Air pollution causes harm at all stages of life: Study
Air pollution causes harm to people at all stages of life, researchers from Imperial College London have found.
The report, commissioned by the Greater London Authority, found exposure to certain particles could lead to miscarriages, cause low sperm count and stunt children's lung growth.
Later in adulthood, it could also cause chronic illnesses, cancer and strokes.
In response, the government said it fully understood the importance of improving air quality.
The team from Imperial's Environmental Research Group looked at evidence from more than 35,000 studies over 10 years.
As part of the research, the team looked at studies from the World Health Organisation (WHO), the UK Committee on the Medical Effects of Air Pollution (COMEAP), the Royal College of Physicians (RCP), the Health Effects Institute, and the International Agency for Research on Cancer (IARC).
'Harms foetal development'
The review found air pollution harmed fetal development during pregnancy and could cause low birth weight and miscarriages, as well as a low sperm count in men.

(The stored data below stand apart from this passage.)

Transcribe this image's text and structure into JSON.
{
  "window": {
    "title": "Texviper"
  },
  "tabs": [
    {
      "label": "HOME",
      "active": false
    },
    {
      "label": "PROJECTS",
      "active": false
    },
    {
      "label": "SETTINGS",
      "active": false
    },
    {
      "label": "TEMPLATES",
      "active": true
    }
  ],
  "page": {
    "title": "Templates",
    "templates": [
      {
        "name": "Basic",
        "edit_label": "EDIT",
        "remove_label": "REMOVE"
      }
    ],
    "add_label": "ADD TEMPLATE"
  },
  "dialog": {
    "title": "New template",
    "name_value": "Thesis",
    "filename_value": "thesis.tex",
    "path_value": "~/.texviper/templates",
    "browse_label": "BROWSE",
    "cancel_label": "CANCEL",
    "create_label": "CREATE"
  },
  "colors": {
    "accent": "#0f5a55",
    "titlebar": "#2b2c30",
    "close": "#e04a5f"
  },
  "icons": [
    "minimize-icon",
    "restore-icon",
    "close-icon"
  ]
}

It also found air pollution could stunt lung growth in children, cause asthma, and affect blood pressure, cognitive abilities and mental health.
Researchers identified particulate matter (PM2.5) and nitrogen dioxide (NO2) - both of which come from vehicle exhausts - as particularly harmful.
There was no evidence to identify a threshold where PM2.5 did no harm, and even those living in the least polluted suburbs of London were affected, they said.